The same principle followed by equal access rules and regulations applies to student activity fees. In Rosenberger v. Rector & Visitors of the University of Virginia (1995), the University of Virginia authorized payments from a student activities fund for the printing costs of publications by certain student groups.34 This payment program was utilized by a wide variety of student groups to print a great diversity of publications espousing political, social, and even religious views. Although the University supported a wide range of groups, including Jewish and Shinto publications, it refused to support the publication of a Christian magazine.
In response, the U.S. Supreme Court found that the university was guilty of unconstitutional viewpoint discrimination: “Having offered to pay the third-party contractors on behalf of private speakers who convey their own messages, the University may not silence the expression of selected viewpoints.”35 In fact, viewpoint neutrality is an absolute precondition to any public funding for student organizations.

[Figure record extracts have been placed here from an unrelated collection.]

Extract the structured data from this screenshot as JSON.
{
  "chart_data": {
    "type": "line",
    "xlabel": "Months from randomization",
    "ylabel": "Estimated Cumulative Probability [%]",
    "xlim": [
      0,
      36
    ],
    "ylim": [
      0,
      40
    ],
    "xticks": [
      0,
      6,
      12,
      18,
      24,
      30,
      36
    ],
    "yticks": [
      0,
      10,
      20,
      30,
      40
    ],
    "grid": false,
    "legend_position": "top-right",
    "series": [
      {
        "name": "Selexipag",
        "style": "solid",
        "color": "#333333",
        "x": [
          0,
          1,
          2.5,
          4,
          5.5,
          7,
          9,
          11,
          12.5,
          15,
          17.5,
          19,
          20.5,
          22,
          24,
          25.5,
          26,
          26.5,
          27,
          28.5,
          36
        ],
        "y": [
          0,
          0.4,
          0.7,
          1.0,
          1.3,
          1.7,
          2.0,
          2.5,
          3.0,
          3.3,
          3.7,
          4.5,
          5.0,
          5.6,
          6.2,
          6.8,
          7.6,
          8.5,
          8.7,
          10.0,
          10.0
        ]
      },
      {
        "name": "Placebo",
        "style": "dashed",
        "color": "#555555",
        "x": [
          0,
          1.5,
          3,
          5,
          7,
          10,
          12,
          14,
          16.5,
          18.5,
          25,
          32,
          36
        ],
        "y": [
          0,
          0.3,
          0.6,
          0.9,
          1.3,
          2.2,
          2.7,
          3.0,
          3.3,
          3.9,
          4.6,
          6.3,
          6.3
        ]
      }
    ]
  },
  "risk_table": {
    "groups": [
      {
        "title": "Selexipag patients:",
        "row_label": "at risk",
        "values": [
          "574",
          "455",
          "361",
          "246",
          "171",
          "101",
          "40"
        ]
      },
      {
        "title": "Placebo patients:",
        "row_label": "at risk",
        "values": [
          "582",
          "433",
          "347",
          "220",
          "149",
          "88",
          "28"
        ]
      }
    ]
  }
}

In the case of Board of Regents of the University of Wisconsin System v. Southworth (2000), the U.S. Supreme Court provided a perfect description of the neutrality requirement.36 In the case, a University of Wisconsin student challenged the University’s mandatory student activity fee, alleging that to force him to fund student groups whose political and ideological speech he found offensive violated his First Amendment rights. Although the Supreme Court agreed that a mandatory fee involved the student’s First Amendment rights, it held that those rights were not being violated, as long as the University allocated the funds on a neutral basis. In Justice Anthony Kennedy’s words: “Viewpoint neutrality is the justification for requiring the student to pay the fee in the first instance and for ensuring the integrity of the program’s operation once the funds have been collected.”37
In all, public universities that offer benefits to nonreligious “expressive organizations” on campus—an “expressive organization” is one that exists, at least in part, for the purpose of expressing a particular viewpoint—may not deny the same benefit to other students or groups simply because their viewpoint happens to be religious.